A Kähler metric on a complex manifold is projectively induced if it is the pullback of the Fubini-Study metric on some projective space under a holomorphic map. The problem of determining when a Kähler metric, in particular, a canonical Kähler metric (e.g., a Kähler-Einstein metric), is projectively induced has been the object of intensive research for a long time. It goes back at least to the work of \textit{E. Calabi} who introduced a local criterion in terms of the so-called diastasis function [Ann.
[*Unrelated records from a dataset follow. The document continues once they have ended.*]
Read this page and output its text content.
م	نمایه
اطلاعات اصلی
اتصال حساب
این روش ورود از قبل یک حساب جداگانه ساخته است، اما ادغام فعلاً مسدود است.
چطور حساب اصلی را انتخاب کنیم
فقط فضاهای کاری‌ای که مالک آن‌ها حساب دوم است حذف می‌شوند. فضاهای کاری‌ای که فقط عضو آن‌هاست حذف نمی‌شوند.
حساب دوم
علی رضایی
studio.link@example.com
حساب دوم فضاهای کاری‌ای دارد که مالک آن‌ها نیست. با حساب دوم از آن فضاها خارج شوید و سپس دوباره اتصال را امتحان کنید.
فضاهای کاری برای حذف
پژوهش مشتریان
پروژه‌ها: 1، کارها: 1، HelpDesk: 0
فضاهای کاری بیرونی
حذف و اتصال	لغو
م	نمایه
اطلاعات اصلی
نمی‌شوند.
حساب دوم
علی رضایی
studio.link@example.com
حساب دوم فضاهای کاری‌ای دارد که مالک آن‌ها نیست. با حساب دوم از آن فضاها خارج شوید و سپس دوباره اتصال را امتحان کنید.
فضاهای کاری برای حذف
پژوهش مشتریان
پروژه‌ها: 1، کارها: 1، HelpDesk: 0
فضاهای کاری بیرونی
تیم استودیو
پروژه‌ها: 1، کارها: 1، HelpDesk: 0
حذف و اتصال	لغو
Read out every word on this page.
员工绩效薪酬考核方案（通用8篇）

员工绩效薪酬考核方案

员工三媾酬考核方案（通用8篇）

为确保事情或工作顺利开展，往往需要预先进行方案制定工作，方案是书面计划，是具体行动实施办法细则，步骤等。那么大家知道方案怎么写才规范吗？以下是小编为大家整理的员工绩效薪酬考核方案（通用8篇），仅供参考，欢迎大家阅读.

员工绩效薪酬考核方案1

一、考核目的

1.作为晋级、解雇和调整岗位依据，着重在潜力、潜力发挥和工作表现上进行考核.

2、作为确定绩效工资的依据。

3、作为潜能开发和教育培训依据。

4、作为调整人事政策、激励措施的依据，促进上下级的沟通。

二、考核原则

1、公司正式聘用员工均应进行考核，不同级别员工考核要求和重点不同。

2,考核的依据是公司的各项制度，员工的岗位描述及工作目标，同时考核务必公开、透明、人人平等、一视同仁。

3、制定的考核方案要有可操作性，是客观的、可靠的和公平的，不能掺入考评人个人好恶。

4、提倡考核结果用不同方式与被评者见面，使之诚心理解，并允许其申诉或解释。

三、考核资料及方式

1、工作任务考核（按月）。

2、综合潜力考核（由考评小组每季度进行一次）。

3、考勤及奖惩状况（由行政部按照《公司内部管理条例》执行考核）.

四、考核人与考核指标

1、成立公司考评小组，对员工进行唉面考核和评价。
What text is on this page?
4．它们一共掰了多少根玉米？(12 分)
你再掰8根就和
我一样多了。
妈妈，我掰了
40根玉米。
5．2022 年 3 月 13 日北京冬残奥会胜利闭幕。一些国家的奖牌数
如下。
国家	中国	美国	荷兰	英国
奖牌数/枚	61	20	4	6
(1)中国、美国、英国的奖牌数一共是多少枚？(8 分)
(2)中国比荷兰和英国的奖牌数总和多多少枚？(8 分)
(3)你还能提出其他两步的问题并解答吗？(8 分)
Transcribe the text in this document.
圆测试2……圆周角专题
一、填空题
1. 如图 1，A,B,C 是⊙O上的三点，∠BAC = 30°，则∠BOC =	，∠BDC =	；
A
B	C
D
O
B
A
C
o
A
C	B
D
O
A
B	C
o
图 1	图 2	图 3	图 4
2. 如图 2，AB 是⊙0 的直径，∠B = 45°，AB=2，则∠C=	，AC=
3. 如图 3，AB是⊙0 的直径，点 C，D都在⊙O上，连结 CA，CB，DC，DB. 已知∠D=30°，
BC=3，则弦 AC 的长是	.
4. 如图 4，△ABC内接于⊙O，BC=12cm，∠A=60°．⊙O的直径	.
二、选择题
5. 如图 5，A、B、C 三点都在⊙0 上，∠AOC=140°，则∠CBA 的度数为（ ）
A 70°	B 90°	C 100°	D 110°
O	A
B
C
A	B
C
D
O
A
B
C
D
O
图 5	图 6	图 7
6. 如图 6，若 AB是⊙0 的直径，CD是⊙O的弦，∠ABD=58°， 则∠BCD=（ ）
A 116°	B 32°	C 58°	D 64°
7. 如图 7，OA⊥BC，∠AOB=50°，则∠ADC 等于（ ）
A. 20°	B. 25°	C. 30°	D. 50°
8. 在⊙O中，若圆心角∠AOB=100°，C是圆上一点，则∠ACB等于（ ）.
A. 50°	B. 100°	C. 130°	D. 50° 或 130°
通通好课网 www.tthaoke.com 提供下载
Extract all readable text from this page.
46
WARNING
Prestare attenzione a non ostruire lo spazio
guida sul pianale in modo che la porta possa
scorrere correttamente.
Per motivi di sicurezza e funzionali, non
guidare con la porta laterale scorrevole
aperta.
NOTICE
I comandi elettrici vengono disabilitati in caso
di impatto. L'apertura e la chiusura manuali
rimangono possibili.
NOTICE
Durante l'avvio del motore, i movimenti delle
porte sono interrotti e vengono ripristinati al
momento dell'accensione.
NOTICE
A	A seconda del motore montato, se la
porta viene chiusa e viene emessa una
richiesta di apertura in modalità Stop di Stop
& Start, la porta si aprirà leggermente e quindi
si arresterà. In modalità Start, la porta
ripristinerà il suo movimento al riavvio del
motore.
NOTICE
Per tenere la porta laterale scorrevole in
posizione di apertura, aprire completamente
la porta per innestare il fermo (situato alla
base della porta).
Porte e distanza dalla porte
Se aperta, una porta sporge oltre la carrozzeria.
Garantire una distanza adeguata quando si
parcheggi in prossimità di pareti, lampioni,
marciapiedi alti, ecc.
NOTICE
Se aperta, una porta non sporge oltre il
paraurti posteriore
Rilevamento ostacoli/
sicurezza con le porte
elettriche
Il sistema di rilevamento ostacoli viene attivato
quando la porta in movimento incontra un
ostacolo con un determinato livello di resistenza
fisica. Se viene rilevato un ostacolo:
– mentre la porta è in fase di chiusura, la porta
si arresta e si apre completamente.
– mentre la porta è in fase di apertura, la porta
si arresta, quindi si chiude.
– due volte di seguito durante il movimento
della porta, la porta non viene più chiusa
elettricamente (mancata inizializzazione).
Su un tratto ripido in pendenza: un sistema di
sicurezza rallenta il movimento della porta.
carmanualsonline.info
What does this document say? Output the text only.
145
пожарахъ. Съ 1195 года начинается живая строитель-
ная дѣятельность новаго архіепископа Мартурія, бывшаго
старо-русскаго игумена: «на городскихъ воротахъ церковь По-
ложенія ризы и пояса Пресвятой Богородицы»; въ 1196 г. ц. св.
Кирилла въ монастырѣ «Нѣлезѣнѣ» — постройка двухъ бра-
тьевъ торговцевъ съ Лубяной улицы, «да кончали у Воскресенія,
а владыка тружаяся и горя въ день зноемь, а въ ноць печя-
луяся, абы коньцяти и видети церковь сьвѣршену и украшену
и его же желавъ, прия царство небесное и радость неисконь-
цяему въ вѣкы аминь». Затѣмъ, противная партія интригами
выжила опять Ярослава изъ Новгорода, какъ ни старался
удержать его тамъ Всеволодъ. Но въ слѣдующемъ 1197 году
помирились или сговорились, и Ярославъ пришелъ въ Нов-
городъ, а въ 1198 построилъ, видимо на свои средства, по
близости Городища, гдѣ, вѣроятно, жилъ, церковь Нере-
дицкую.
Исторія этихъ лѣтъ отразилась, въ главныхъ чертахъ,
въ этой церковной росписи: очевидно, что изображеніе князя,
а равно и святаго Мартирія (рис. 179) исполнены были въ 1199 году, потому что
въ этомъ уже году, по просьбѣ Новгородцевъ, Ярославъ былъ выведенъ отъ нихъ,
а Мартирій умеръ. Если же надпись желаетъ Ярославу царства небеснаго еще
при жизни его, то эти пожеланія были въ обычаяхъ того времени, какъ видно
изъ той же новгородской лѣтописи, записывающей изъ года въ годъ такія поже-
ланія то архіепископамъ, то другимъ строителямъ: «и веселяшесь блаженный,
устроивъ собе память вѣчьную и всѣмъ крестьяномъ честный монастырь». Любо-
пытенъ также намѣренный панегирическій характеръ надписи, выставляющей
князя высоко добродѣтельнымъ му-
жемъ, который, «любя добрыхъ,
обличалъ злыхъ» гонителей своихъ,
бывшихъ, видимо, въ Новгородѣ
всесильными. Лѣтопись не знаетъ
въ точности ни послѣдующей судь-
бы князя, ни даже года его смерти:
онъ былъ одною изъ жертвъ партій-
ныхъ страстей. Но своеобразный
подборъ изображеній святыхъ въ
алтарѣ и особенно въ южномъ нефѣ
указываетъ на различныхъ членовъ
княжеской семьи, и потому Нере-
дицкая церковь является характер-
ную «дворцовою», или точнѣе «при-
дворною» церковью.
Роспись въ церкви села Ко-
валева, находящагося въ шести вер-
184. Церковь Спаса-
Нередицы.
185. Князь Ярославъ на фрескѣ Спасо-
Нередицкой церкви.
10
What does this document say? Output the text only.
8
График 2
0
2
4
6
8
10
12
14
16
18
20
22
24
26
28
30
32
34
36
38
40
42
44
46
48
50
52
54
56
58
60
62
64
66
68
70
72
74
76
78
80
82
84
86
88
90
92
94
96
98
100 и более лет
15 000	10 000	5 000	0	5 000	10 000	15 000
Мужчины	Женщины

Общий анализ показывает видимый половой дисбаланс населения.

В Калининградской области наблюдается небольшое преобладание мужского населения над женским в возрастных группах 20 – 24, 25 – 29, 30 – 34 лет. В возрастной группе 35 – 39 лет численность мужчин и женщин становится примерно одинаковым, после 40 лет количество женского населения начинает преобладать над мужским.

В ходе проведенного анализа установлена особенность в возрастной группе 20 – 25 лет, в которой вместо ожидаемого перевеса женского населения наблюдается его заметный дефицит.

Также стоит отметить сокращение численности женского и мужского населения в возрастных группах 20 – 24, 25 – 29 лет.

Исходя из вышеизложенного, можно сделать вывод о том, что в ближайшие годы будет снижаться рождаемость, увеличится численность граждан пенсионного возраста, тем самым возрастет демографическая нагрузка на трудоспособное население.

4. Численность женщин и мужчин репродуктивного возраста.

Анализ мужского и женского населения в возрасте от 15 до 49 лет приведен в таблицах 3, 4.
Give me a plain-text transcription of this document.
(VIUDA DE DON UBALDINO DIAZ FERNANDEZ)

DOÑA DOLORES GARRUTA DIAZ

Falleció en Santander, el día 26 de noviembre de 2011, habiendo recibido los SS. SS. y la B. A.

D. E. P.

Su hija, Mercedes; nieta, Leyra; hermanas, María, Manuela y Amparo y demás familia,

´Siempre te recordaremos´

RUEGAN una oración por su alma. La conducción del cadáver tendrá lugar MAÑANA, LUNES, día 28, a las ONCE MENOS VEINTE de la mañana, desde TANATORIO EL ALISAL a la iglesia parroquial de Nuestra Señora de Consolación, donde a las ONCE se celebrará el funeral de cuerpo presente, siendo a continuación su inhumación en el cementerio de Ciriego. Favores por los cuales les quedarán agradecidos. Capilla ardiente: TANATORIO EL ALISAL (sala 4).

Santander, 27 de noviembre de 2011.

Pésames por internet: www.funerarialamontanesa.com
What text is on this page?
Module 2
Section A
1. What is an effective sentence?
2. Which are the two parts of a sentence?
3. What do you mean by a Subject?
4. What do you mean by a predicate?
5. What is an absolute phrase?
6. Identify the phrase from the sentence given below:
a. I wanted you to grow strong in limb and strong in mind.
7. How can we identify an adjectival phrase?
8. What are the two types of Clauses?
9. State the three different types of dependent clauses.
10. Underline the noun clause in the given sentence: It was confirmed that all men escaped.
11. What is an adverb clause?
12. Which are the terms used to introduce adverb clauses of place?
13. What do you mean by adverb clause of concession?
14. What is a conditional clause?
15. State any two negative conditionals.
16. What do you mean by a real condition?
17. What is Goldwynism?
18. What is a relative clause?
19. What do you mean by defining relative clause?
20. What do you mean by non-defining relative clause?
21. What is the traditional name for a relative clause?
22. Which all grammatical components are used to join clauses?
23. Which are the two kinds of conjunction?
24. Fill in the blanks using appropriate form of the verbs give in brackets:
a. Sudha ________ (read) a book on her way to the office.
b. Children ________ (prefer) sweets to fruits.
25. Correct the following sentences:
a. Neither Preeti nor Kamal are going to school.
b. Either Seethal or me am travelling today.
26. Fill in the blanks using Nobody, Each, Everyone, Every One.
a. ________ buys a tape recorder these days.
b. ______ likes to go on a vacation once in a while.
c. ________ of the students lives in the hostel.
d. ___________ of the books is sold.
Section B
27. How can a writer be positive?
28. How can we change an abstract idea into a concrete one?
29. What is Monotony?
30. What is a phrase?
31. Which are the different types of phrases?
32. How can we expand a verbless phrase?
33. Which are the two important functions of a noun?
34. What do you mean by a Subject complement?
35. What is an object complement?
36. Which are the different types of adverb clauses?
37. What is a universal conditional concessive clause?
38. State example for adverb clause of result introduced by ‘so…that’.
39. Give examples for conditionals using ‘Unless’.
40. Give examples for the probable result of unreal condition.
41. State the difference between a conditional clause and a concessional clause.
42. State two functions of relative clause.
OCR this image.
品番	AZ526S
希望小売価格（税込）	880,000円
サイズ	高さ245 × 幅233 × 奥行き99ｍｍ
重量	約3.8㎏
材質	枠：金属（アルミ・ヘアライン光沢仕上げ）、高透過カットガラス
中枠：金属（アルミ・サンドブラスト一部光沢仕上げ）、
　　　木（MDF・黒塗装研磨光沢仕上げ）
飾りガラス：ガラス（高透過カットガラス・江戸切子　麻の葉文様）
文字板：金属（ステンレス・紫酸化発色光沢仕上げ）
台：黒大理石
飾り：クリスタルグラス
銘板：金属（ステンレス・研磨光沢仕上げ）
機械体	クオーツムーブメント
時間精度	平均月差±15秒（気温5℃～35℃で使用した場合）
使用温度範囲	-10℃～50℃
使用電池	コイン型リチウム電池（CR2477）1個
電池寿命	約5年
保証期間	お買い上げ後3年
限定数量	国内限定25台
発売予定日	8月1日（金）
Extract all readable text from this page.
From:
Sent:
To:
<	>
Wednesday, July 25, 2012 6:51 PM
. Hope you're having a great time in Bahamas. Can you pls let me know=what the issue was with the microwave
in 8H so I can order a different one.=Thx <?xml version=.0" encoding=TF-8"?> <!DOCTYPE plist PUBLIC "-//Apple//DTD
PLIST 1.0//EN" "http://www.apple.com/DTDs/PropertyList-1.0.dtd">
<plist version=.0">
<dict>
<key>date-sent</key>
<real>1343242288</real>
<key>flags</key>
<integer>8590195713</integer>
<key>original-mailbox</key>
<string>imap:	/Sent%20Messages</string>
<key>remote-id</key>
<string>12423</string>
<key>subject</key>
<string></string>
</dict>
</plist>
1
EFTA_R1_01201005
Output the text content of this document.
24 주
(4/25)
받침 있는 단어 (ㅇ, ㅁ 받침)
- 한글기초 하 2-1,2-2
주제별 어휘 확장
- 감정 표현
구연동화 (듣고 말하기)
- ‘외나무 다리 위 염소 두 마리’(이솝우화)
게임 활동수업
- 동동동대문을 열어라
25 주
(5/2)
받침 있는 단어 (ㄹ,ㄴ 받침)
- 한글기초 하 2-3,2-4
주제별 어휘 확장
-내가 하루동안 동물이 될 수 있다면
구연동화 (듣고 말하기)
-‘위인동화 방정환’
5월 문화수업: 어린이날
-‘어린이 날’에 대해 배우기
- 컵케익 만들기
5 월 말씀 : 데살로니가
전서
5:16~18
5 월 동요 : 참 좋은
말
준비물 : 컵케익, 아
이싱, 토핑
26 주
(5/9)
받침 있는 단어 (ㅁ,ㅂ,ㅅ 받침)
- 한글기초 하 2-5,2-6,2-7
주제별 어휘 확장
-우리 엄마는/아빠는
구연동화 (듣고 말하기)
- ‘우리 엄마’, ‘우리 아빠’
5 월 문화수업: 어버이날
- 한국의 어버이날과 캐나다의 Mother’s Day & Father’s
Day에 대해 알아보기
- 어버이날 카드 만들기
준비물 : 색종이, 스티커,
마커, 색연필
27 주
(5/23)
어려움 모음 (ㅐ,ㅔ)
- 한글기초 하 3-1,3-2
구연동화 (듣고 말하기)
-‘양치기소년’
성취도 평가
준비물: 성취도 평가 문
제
Math. (2) 58, 1--23 (1953; Zbl 0051.13103)]. In the article under review, the author applies this criterion to show that \textit{M. B. Stenzel}'s complete Ricci flat Kähler metrics on complexified rank-one symmetric spaces [Manuscr. Math. 80, No. 2, 151--163 (1993; Zbl 0811.53049)] are not projectively induced. More precisely, it is shown that for Stenzel's metric \(g\) on the complexification of \(\mathbb{CP}^n\), \(\mathbb{HP}^n\) or \(\mathbb{S}^n\), the rescaled metric \(cg\) is not projectively induced for \(0<c\) small enough. In the case of \(\mathbb{CP}^n\) and \(\mathbb{HP}^n\), the range of \(c\) allowed contains 1, but the methods used do not allow this in the case of \(\mathbb{S}^n\). The case of the octonionic plane is not mentioned. The proofs rely on explicit descriptions of Stenzel's metrics, obtained by \textit{T.-C. Lee} [Pac. J. Math. 185, No. 2, 315--326 (1998; Zbl 0957.53038)]. Note that explicit Ricci flat (even hyper-Kähler) metrics on the complexification of Hermitian symmetric spaces of arbitrary ranks (including the complexification of \(\mathbb{CP}^n\) here) were known previously thanks to the work of \textit{O. Biquard} and \textit{P. Gauduchon} [C. R. Acad. Sci., Paris, Sér. I 323, No. 12, 1259--1264 (1996; Zbl 0866.58007)].